India's telecom and network technology sector also saw a notable acquisition, with AI‑driven connectivity software provider Airties acquiring Bengaluru‑based Aprecomm to strengthen its AI‑powered broadband management offerings across India, Southeast Asia, and South America. The deal adds to a broader pattern of consolidation moves across Indian tech this month, following similar transactions in clean energy financing and enterprise software as companies increasingly pursue acquisitions alongside organic fundraising to build scale quickly.
Asia's hardware and wearables sector produced one of the region's largest rounds of the period, with Shenzhen‑based Even Realities raising 150 million dollars in pre‑Series B funding led by Meituan and Tencent to expand its AI‑powered smart glasses and wearable technology business. The round reflects growing investor interest across China in physical AI products that pair hardware with on‑device intelligence, a category that has been drawing increasing capital as companies look beyond smartphones for the next major AI‑native consumer device.

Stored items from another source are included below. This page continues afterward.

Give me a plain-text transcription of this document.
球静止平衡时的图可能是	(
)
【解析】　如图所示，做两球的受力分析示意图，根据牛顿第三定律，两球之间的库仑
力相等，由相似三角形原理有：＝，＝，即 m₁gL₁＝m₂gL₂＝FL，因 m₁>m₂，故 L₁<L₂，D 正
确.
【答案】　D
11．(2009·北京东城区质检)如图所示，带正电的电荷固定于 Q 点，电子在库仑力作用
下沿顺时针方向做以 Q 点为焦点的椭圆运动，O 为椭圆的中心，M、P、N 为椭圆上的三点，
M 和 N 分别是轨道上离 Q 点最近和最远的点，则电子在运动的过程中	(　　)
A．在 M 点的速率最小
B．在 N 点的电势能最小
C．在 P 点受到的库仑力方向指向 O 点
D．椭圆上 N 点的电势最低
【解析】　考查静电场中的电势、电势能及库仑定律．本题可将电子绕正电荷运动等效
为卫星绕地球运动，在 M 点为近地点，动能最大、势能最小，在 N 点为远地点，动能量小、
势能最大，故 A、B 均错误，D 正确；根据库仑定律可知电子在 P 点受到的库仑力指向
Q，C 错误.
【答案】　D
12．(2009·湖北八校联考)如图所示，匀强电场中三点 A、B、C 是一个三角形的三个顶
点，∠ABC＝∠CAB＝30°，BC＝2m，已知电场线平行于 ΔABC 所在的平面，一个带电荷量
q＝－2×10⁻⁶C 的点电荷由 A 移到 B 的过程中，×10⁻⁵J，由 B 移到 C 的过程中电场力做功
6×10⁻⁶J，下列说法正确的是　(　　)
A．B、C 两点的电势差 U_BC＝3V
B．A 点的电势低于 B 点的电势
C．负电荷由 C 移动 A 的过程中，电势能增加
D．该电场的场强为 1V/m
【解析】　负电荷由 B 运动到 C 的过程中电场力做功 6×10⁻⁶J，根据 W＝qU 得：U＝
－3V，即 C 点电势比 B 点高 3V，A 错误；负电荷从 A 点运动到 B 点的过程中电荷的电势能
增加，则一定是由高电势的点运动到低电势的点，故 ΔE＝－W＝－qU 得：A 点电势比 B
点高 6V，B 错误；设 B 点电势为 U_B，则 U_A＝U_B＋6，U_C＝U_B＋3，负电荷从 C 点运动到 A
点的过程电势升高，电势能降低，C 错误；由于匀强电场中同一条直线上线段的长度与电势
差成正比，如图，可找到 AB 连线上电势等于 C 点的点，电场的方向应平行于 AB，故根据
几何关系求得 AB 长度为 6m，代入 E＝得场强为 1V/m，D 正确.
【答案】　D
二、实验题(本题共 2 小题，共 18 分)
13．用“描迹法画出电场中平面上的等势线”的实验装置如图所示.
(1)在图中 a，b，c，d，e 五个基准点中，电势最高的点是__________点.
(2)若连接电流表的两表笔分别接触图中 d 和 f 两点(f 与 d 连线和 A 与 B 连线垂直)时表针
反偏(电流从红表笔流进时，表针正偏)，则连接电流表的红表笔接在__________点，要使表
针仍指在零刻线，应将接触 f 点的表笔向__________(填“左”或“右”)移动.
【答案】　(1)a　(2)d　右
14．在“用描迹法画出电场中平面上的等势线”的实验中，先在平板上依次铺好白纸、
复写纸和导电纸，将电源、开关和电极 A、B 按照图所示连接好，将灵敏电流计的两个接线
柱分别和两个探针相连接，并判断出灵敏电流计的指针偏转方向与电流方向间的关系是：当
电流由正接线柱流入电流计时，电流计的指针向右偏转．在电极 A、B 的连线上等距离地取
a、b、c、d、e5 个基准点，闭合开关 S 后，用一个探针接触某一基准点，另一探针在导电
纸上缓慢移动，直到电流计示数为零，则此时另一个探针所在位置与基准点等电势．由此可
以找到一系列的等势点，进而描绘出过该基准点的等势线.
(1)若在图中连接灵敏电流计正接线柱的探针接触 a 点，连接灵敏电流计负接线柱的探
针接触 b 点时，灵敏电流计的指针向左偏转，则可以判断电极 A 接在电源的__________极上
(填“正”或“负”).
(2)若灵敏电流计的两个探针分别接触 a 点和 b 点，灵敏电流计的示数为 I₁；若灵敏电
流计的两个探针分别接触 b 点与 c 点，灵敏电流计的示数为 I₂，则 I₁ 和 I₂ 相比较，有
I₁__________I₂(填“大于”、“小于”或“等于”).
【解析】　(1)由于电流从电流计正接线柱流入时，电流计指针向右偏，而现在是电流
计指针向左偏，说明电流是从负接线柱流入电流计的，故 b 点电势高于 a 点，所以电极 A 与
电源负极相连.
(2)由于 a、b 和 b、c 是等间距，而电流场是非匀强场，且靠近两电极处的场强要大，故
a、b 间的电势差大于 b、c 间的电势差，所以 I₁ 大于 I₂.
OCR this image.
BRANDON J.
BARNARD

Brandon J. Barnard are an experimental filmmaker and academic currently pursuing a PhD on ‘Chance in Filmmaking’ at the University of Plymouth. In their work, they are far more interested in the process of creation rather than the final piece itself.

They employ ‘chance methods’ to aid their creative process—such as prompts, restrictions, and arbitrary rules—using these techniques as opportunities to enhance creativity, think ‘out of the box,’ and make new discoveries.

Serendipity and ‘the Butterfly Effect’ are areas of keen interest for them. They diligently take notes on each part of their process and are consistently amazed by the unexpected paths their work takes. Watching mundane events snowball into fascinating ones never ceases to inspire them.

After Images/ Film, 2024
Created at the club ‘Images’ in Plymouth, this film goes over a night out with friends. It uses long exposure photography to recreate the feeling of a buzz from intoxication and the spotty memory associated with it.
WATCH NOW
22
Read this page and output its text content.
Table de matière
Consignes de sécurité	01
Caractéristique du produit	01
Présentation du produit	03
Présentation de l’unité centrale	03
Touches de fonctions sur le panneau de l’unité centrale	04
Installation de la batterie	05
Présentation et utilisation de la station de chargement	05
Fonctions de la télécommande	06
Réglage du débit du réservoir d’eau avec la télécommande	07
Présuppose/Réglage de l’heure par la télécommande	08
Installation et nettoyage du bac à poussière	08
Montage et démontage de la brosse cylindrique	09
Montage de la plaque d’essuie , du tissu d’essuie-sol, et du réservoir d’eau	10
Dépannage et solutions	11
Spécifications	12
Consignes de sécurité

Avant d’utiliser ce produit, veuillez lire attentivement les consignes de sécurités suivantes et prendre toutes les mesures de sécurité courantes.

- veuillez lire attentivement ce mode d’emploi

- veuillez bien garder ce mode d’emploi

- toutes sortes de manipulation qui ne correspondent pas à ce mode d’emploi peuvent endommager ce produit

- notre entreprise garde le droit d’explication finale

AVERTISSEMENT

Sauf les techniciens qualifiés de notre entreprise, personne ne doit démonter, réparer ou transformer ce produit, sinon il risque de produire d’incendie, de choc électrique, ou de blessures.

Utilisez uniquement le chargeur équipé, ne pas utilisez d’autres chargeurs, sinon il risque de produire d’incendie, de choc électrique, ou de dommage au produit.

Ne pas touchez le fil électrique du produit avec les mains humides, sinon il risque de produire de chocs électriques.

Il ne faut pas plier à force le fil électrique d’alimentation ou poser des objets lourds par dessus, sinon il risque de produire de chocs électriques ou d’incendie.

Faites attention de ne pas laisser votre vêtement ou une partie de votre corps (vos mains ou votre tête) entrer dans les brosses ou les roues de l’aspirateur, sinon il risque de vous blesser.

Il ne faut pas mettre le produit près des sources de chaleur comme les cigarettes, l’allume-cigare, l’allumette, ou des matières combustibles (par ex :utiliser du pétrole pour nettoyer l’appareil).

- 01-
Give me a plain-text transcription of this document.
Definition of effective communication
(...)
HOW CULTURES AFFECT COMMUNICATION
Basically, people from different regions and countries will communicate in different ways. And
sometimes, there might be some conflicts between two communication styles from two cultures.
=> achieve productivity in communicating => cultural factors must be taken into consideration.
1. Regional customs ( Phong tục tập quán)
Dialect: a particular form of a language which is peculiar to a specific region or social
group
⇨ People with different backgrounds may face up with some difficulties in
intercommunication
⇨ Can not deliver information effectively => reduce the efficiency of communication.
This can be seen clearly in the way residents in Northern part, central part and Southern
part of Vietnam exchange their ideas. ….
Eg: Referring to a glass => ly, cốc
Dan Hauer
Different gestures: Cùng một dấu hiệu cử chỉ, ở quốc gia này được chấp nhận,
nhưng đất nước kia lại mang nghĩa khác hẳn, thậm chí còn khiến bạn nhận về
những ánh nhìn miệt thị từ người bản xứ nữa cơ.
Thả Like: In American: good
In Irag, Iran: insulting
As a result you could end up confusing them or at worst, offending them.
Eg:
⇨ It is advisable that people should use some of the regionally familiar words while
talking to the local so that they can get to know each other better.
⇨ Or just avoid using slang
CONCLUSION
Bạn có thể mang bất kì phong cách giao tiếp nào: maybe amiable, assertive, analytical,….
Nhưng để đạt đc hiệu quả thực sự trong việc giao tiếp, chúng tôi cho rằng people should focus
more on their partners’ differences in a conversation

Taken together, the first half of July painted a picture of a global startup market moving on two tracks at once. At the frontier, AI infrastructure and foundation model companies continued attracting record‑breaking capital and valuations that stretch into the trillions, while regional ecosystems in Europe, India, and Asia pursued more targeted bets tied to sovereignty, manufacturing bottlenecks, and consolidation among proven operators. Investors across every region appeared to converge on a similar theme, rewarding companies solving hard infrastructure problems and businesses with clear paths to revenue over speculative early‑stage ambition, a pattern likely to continue shaping how capital moves through the rest of 2026.